We are observing the greatest COVID-related impacts in areas of mental health and well-being. Even prior to the pandemic, high school students attending Yolo County’s Youth Empowerment Summit shared stories about their mental health. Their stories were supported by public health statistics indicating that:
- In 2018, 22% of youth accessing Medi-Cal mental health services in Yolo County did so at a crisis level, according to the California Department of Health Care Services.
- A 2020 California Healthy Kids Survey found that 28% of Yolo County 11th graders were harassed or bullied in the previous year.
- Nearly 36% experienced chronic sadness/hopelessness while at school. The pandemic exacerbated this issue.
We need to plan, with urgency, a new focus on the physical AND mental health of our communities by developing an innovative, practical and effective cradle-to-career blueprint for every one of our young people.
To make this a reality, we must make a commitment to one another and our community to plan together, to dream together, to rebuild and re-engage together.
We have an unprecedented opportunity to develop a comprehensive and coordinated strategic plan for children, youth and families throughout the county. Yolo County is one interconnected community and we understand that when one community thrives, we all thrive together.
We call on our elected colleagues on the Board of Supervisors, city councils, school boards, and Yolo County Office of Education to join us in this effort as we work collaboratively with our leaders in youth advocacy, higher education, nonprofit and private sectors to develop a roadmap for countywide success. The blueprint would:
- promote balanced economic development
- provide parents viable opportunities to earn a living wage
- ensure our children live healthy lives, and
- create positive opportunities for our youth to enjoy increased civic engagement, leadership development, and a healthy environment to work, live, and play in Yolo County.
This plan should be transformative and leverage resources across the entire county and all sectors in such a way that prioritizes children, youth and families. It is only by working in a more intentional and collaborative way that these resources will have a long-term, multi-generational impact on our community.
In July, the county will begin convening virtual and in-person community workshops. To learn more go to http://www.bit.ly/yoloamericanrescueplan. Join us and help support our effort in this important journey as we map out the future of our county through a commitment to collaboration the Yolo Way!

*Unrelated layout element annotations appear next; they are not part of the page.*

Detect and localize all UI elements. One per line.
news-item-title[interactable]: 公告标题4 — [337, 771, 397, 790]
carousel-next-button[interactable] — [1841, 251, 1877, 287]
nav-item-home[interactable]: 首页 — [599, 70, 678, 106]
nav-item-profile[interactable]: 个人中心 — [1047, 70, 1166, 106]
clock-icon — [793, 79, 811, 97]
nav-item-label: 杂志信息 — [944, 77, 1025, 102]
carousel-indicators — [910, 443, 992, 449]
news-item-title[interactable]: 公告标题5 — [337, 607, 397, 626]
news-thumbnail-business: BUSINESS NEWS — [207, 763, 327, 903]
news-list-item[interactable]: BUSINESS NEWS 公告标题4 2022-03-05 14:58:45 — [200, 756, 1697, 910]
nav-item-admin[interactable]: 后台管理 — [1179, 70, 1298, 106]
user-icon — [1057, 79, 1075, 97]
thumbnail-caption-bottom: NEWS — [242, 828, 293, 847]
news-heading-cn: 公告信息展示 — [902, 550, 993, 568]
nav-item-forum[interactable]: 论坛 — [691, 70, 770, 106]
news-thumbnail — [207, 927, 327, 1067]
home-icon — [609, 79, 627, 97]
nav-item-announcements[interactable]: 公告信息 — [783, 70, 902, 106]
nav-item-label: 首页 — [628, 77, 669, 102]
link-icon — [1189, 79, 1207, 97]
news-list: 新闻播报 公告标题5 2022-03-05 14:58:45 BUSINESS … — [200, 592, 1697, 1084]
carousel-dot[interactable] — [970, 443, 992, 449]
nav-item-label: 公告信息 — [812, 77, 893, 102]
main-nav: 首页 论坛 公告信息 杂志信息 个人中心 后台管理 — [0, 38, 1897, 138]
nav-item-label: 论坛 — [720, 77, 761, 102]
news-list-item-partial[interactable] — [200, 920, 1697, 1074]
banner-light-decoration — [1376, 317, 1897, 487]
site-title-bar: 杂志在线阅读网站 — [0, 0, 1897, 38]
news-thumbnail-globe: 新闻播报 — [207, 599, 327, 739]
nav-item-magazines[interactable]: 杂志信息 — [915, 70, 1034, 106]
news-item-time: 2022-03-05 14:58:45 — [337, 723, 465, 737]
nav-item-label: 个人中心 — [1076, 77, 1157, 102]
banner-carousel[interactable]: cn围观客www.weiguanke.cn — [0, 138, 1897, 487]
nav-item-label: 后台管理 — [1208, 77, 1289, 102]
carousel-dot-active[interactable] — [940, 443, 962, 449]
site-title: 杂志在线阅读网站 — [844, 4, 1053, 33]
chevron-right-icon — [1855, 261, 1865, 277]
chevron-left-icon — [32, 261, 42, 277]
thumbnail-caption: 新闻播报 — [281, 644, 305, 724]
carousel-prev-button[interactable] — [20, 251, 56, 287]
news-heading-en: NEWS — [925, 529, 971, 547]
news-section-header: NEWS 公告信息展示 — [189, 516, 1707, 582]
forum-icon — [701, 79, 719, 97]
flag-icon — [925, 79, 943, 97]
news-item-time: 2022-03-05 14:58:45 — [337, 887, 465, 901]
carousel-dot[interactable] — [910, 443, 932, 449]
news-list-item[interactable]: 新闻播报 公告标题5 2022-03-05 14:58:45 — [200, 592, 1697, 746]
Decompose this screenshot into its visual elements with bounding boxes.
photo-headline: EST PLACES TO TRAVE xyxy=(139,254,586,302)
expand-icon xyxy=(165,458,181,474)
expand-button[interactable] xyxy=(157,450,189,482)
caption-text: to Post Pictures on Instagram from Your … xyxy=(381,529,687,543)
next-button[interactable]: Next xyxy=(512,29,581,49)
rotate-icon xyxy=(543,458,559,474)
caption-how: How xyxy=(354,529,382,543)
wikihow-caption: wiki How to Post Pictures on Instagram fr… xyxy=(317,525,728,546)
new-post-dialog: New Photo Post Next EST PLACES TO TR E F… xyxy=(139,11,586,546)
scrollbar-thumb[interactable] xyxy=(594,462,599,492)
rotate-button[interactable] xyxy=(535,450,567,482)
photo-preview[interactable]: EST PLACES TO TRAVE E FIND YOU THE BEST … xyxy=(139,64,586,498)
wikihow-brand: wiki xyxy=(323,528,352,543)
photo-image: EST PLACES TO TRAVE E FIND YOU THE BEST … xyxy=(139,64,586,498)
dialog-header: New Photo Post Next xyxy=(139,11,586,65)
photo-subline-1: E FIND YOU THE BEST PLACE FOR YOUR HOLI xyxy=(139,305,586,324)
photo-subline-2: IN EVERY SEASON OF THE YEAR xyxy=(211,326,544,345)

Co-authors: Jim Provenza, Chair Yolo County Board of Supervisors and First 5; Gary Sandy, Yolo County Board of Supervisor; Jesse Salinas, Yolo County Assessor, Clerk-Recorder, Elections; Garth Lewis, Yolo County Superintendent; Tico Zendejas, Yolo County Board of Education; Gloria Partida, Mayor of Davis; Lucas Frerichs, Vice Mayor of Davis; Tom Stallard, Major of Woodland, Mayra Vega, Woodland Mayor Pro Tempore; Martha Guerrero, Mayor of West Sacramento; Quirina Orozco, West Sacramento City Councilmember; Wade Cowan, Mayor of Winters; Jesse Loren, Winters City Councilmember; Tom Adams, Davis Joint Unified School District Trustee; Vigdis Asmundson, Davis Joint Unified School District Trustee; Coby Pizzotti, President Washington Unified School District; Jackie Thu-Huong Wong, Vice President Washington Unified School District; Jake Whitaker, President Woodland Unified School District; Bibiana Garcia, Woodland Unified School District Trustee; Jesse Ortiz, Yuba Community College District Board – Trustee Area 5; Kelly Willkerson, Los Rios Community College District Board – Area 4.